Сейчас проблема была в другом. Алексей опять как назло накануне ударился, ноги у него чудовищно распухли, и он совсем не мог ходить. А Яковлев категорически не был согласен отложить отъезд до выздоровления Baby. Он неимоверно спешил по одному ему известным причинам, понять которые нам не было никакой возможности, и очень злился от того, что Цесаревич заболел так не вовремя. Все бегал на телеграф, с кем-то переговаривался, а потом заявил, что ничего не отменяется, Papa едет с ним, пока не вскрылись реки и еще можно добраться по Тюмени, пересекая их по льду. Опасно, конечно, но делать нечего. Иначе они здесь застрянут, пока не сойдет лёд, а на это нет времени.
Papa, конечно же, отказался. Очень резко — я никогда такого не видела, даже дверью хлопнул. На комиссара это, однако, никакого впечатления не произвело.
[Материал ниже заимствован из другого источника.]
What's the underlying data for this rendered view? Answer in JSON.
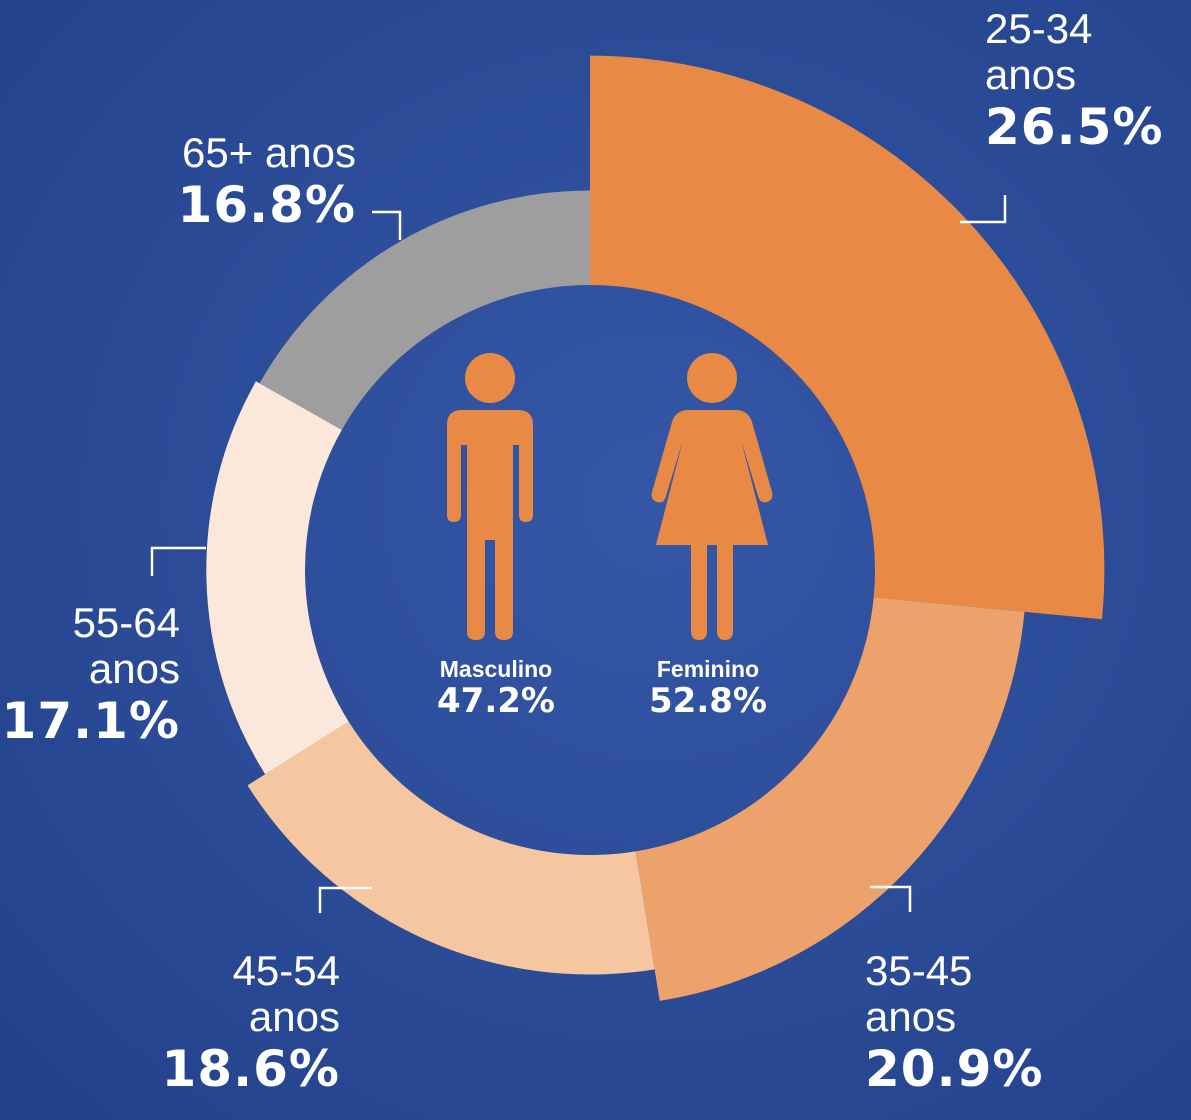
{
  "chart_data": {
    "type": "pie",
    "categories": [
      "25-34 anos",
      "35-45 anos",
      "45-54 anos",
      "55-64 anos",
      "65+ anos"
    ],
    "values": [
      26.5,
      20.9,
      18.6,
      17.1,
      16.8
    ],
    "value_labels": [
      "26.5%",
      "20.9%",
      "18.6%",
      "17.1%",
      "16.8%"
    ],
    "colors": [
      "#e88a45",
      "#eda26b",
      "#f5c6a0",
      "#fbe8db",
      "#9e9e9e"
    ],
    "gender": {
      "categories": [
        "Masculino",
        "Feminino"
      ],
      "values": [
        47.2,
        52.8
      ],
      "value_labels": [
        "47.2%",
        "52.8%"
      ],
      "color": "#e88a45"
    }
  }
}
— Николай Александрович! Боюсь, что от вашего желания это совершенно не зависит. Вы можете противиться — безусловно, ваше право. А я — так же безусловно — не стану применять к вам и вашим близким силу. Но это — я. Проблема в том, что в этом случае мне придется уехать, а вам пришлют другого комиссара, и я не могу поручиться, что он будет столь же гуманен, как я.
Это было очень неприятно. Впрочем, неприятно — это understatement[9]. Я, честно говоря, просто испугалась. Вспомнила всех этих комиссаров, которых за последний год навидалась предостаточно. Да и солдаты, которые нас охраняли и поначалу казались такими милыми, вряд ли будут нас и дальше защищать ценой своей жизни, если эти бандиты решат взять нас силой. Пока еще защищают, но кто поручится, что так будет и дальше. Меня прямо сжало всю, так стало страшно.
Но что же делать?
Papa курил и молчал. Тогда вступил в разговор полковник Кобылинский.
— Василий Васильевич, ну а что же вы предлагаете? Бросить больного ребенка? Бросить семью, дочерей? Ради чего? Вы хотя бы сказали бы, куда вы его везете и с какой целью.
— Этого я сказать не могу, не уполномочен, — сухо ответил Яковлев. — Но выехать надо самое позднее сегодня ночью, иначе, повторяю, лед вскроется, и мы все тут застрянем на несколько недель. Этого я допустить не могу. Так или иначе, надо ехать.
Кобылинский хотел сказать что-то еще, но Papa остановил его:
— Не надо, Евгений Степанович. Я подчинюсь силе и поеду. Семья присоединится потом.
Помолчал и добавил:
— Если пожелает.
У меня защипало в носу. Не хватало еще разреветься! Ну как он может так говорить! Понятно, что мы все разделим одну с ним участь!
— Я еду с мужем, — неожиданно сказала Mama. Сказала по-французски, как всегда делала, когда все вокруг понимали этот язык.